Qu'un industriel vienne vanter son produit, c'est normal, cela s'appelle du commerce. Au chirurgien, qui a son indépendance professionnelle, de faire son choix avec des critères scientifiques fournis par la société savante. Il faut que le risque soit le plus faible possible, même si le risque zéro n'existe pas, surtout en chirurgie. Mais on ne peut pas mettre quelqu'un derrière chaque praticien. Notre rôle n'est pas de faire la police. Et franchement, j'ai du mal à imaginer qu'un chirurgien puisse entrer dans un deal purement commercial au détriment de la sécurité du patient : sa réputation en pâtirait un jour ou l'autre !
Quelles sont les améliorations ?
Il y a matière à s'améliorer, pour tout le monde. On a besoin d'avoir un meilleur suivi de tous les implants et prothèses. Actuellement, les déclarations de matériovigilance sont insuffisantes. Et un suivi efficace, c'est un registre !
Cela nous amène à la seconde problématique de l'enquête : la défaillance des agences sanitaires. Depuis 15 ans, les orthopédistes demandent qu'un registre de prothèses soit créé, mais nous avons toujours eu une fin de non-recevoir des autorités de tutelle. Nous avons mis en place un registre au sein de la profession, mais il est non exhaustif. Il faudrait qu'un tel registre devienne obligatoire, non pas pour le chirurgien mais pour le patient, dont la prothèse est remboursée par la Sécurité sociale. Ce n'est pas normal qu'une fois que sa prothèse va bien, il se désintéresse totalement du suivi de celle-ci...
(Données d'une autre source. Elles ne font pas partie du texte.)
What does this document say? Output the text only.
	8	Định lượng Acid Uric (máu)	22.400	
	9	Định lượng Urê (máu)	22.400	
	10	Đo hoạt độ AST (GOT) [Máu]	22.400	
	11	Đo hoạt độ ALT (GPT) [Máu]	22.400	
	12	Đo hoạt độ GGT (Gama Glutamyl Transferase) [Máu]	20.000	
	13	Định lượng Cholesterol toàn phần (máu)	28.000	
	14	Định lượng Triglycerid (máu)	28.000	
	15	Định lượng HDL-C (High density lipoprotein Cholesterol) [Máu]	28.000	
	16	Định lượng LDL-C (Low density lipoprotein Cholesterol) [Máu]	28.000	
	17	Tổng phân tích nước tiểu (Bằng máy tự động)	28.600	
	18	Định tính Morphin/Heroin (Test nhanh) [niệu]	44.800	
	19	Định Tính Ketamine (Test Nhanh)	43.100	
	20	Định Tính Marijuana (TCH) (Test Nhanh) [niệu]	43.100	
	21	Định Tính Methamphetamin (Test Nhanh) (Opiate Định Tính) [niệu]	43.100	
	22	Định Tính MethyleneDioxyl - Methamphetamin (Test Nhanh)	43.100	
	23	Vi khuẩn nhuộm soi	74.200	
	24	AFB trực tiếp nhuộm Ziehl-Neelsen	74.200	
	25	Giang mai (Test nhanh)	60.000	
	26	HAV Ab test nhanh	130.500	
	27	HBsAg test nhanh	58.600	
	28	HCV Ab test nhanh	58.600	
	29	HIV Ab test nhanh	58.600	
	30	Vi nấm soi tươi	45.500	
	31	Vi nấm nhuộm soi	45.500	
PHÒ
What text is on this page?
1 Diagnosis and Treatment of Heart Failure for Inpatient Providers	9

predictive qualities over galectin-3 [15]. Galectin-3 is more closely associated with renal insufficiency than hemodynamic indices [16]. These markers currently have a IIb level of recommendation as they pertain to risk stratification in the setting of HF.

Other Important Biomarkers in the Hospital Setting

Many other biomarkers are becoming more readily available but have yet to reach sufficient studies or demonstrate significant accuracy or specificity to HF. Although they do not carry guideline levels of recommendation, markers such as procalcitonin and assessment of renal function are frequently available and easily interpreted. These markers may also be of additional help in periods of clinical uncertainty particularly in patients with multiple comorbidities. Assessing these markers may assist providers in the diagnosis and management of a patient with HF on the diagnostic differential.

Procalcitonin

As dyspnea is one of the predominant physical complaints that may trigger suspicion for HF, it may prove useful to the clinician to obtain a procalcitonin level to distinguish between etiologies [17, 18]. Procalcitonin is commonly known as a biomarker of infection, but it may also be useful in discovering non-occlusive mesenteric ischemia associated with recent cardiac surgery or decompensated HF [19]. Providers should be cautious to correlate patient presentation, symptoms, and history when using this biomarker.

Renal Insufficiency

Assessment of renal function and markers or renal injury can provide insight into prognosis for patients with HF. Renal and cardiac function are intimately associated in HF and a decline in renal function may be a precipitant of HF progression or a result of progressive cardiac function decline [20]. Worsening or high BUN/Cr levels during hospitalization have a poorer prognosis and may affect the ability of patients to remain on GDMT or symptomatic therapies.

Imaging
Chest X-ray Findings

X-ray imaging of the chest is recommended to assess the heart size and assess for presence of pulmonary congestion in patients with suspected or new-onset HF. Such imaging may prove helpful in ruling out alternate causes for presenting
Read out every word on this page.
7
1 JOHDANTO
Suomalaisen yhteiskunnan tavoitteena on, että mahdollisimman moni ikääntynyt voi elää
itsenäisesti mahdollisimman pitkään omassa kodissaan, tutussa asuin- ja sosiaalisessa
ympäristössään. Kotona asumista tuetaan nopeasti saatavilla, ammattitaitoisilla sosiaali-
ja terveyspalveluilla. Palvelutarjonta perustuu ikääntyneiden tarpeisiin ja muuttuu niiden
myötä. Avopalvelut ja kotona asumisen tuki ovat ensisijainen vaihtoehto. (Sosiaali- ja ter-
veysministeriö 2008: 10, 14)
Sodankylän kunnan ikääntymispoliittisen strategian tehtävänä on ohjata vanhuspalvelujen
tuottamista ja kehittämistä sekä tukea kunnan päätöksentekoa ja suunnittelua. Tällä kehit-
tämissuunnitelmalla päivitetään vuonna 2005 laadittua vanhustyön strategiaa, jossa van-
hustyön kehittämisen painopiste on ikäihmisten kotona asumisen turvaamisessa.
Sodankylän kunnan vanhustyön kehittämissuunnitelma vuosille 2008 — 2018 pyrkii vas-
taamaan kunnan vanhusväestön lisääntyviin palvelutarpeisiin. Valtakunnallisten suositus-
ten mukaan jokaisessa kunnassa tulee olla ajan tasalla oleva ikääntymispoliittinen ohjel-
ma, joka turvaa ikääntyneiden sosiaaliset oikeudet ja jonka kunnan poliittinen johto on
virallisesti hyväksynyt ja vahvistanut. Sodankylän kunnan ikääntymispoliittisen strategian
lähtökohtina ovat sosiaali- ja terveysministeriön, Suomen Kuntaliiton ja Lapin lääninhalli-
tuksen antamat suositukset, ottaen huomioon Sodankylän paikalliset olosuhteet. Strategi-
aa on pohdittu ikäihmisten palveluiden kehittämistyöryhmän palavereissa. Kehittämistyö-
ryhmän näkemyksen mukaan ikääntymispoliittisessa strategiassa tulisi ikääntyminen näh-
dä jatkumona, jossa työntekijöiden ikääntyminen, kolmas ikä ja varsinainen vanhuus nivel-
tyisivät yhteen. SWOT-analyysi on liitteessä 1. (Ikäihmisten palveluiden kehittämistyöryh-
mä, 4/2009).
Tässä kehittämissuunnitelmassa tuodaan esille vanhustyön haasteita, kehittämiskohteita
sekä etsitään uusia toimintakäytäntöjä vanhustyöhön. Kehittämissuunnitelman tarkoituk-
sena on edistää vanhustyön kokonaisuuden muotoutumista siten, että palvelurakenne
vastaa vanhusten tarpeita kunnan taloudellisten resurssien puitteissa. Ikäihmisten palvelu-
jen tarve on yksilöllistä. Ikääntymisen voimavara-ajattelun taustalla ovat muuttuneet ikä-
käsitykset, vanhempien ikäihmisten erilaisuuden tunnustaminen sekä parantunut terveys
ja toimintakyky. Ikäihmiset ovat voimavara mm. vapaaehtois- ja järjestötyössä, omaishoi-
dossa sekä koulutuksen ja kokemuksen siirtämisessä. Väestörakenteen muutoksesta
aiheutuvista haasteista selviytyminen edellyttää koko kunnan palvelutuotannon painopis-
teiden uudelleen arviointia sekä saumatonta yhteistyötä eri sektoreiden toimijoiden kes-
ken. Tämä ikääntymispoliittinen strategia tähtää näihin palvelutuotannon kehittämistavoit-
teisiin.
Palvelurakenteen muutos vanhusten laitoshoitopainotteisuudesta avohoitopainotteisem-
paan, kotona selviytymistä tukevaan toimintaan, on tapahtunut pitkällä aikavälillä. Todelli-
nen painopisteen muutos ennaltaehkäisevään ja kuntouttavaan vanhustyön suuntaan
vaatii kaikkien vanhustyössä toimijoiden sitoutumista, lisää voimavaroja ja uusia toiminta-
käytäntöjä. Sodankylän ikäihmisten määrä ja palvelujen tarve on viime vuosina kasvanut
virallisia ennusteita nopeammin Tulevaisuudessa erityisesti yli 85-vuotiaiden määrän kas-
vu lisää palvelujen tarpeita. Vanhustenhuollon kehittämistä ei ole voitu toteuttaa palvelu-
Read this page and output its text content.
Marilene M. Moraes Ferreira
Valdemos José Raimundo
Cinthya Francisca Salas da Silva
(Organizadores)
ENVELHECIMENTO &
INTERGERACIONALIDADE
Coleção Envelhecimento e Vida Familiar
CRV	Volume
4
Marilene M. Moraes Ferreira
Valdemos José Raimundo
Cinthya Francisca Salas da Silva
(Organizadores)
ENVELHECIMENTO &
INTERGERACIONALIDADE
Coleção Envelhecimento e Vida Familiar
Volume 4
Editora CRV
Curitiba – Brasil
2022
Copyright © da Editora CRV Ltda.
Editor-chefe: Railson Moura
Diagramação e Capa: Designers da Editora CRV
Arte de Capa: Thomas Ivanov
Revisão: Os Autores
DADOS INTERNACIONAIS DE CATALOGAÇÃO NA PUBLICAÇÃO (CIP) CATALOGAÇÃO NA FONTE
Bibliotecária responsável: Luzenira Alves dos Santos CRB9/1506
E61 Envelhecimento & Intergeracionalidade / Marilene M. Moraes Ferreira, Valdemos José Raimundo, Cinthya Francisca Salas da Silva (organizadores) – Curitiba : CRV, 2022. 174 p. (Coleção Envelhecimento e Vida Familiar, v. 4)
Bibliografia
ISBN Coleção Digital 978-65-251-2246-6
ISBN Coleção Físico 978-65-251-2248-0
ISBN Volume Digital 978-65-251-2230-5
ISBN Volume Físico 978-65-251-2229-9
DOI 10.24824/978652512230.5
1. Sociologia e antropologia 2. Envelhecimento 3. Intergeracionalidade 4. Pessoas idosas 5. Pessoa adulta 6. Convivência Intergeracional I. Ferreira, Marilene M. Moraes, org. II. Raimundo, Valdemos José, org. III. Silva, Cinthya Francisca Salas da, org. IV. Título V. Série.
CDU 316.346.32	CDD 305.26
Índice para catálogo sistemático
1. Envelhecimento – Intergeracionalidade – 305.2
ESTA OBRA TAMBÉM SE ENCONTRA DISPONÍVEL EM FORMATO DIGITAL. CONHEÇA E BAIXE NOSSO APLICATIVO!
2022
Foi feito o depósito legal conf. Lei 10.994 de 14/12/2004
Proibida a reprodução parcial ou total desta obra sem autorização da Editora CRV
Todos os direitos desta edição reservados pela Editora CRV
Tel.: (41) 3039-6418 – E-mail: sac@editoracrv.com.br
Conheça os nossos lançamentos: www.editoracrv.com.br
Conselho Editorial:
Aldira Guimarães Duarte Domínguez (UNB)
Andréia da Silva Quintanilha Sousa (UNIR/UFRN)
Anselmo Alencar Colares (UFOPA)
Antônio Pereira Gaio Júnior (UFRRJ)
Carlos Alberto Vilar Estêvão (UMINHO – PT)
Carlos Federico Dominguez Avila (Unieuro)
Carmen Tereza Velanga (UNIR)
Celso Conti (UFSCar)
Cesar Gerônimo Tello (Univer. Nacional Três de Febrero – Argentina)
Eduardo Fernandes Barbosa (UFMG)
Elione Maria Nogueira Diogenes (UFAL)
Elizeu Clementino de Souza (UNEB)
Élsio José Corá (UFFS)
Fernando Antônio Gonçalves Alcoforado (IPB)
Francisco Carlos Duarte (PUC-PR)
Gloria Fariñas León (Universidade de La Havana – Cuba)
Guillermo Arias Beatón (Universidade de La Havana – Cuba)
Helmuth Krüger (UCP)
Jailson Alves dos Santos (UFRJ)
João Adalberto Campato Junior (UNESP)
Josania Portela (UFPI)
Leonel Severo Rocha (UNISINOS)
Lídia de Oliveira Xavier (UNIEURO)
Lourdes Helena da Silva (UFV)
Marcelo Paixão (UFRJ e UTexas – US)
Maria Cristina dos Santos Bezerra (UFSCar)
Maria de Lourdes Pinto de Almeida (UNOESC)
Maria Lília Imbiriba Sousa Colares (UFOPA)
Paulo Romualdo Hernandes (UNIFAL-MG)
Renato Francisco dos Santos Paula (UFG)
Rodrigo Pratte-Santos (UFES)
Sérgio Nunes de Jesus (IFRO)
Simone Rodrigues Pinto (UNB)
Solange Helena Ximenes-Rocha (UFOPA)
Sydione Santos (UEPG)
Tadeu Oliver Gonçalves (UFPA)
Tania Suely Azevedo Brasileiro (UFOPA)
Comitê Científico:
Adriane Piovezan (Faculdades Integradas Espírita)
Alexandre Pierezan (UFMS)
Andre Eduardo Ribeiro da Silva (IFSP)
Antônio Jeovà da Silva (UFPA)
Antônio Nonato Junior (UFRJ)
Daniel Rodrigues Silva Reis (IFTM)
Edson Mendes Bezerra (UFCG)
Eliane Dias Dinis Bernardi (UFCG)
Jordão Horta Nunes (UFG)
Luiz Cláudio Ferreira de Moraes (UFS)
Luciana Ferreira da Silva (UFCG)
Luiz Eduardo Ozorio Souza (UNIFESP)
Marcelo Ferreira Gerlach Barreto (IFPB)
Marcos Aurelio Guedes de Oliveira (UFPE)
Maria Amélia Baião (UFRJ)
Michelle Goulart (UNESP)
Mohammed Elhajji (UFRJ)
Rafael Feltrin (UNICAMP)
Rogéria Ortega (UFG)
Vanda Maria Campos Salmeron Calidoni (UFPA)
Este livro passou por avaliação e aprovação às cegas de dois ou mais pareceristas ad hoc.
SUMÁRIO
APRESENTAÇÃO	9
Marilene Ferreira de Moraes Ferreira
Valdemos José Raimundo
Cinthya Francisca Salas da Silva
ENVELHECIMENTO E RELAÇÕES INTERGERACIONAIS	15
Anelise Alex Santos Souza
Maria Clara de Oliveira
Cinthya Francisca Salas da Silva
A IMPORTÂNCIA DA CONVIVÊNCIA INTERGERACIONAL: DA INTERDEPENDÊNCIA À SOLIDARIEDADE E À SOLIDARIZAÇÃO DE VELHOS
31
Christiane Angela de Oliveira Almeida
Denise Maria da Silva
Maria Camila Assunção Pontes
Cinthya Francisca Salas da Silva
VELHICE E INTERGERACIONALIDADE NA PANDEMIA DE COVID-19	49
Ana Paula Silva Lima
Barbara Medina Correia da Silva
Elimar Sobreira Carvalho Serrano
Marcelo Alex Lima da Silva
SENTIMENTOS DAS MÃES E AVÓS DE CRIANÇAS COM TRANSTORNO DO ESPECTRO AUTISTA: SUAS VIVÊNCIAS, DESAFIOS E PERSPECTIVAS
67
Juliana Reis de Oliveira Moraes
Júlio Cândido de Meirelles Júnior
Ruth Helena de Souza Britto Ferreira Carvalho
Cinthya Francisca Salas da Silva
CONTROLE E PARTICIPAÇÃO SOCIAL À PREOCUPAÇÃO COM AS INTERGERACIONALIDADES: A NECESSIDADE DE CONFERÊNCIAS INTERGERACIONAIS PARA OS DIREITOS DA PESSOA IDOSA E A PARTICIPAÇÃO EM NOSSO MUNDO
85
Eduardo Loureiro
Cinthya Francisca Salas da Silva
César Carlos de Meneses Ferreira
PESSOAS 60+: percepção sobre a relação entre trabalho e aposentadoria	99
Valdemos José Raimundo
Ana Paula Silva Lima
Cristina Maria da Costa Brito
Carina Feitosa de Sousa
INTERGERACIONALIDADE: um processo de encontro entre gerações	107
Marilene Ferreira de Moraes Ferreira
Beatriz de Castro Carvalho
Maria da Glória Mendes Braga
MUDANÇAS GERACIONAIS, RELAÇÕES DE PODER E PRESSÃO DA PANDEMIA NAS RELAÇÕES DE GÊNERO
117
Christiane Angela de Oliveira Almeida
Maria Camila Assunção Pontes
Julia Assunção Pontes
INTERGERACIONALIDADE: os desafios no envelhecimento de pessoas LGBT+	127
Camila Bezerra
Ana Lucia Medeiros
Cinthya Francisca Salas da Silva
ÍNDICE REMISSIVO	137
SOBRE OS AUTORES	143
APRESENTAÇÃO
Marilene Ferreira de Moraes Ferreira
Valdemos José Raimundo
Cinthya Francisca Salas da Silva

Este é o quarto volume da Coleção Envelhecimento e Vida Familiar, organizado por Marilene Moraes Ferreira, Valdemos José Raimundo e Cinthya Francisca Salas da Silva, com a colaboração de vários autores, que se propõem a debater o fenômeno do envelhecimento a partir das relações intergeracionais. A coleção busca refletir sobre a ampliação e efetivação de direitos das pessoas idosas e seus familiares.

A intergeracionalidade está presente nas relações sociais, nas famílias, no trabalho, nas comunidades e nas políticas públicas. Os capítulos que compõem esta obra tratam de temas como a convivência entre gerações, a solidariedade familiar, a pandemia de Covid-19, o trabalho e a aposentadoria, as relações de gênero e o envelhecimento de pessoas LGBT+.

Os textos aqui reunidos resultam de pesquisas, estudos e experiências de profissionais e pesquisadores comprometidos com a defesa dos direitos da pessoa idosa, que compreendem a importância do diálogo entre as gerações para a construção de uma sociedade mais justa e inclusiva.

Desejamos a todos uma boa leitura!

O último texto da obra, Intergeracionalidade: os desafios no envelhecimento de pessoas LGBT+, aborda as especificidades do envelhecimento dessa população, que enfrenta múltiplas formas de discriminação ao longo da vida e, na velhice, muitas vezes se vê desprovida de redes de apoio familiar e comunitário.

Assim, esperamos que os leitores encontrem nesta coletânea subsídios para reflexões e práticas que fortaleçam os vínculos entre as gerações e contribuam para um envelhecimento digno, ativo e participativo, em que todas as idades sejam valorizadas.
Aujourd'hui, un chirurgien orthopédiste qui se rend compte qu'un implant est de mauvaise qualité a deux voies possibles : l'ANSM [Agence nationale de sécurité du médicament et des produits de santé, NDLR] ou Orthorisq, société créée par la profession en lien avec la Haute Autorité de santé. Ces remontées ont déjà permis de changer les pratiques, par exemple avec les cols modulaires sur certaines prothèses de hanche, ou les prothèses de hanche dites métal-métal, qui ont été limitées, voire interdites selon les indications.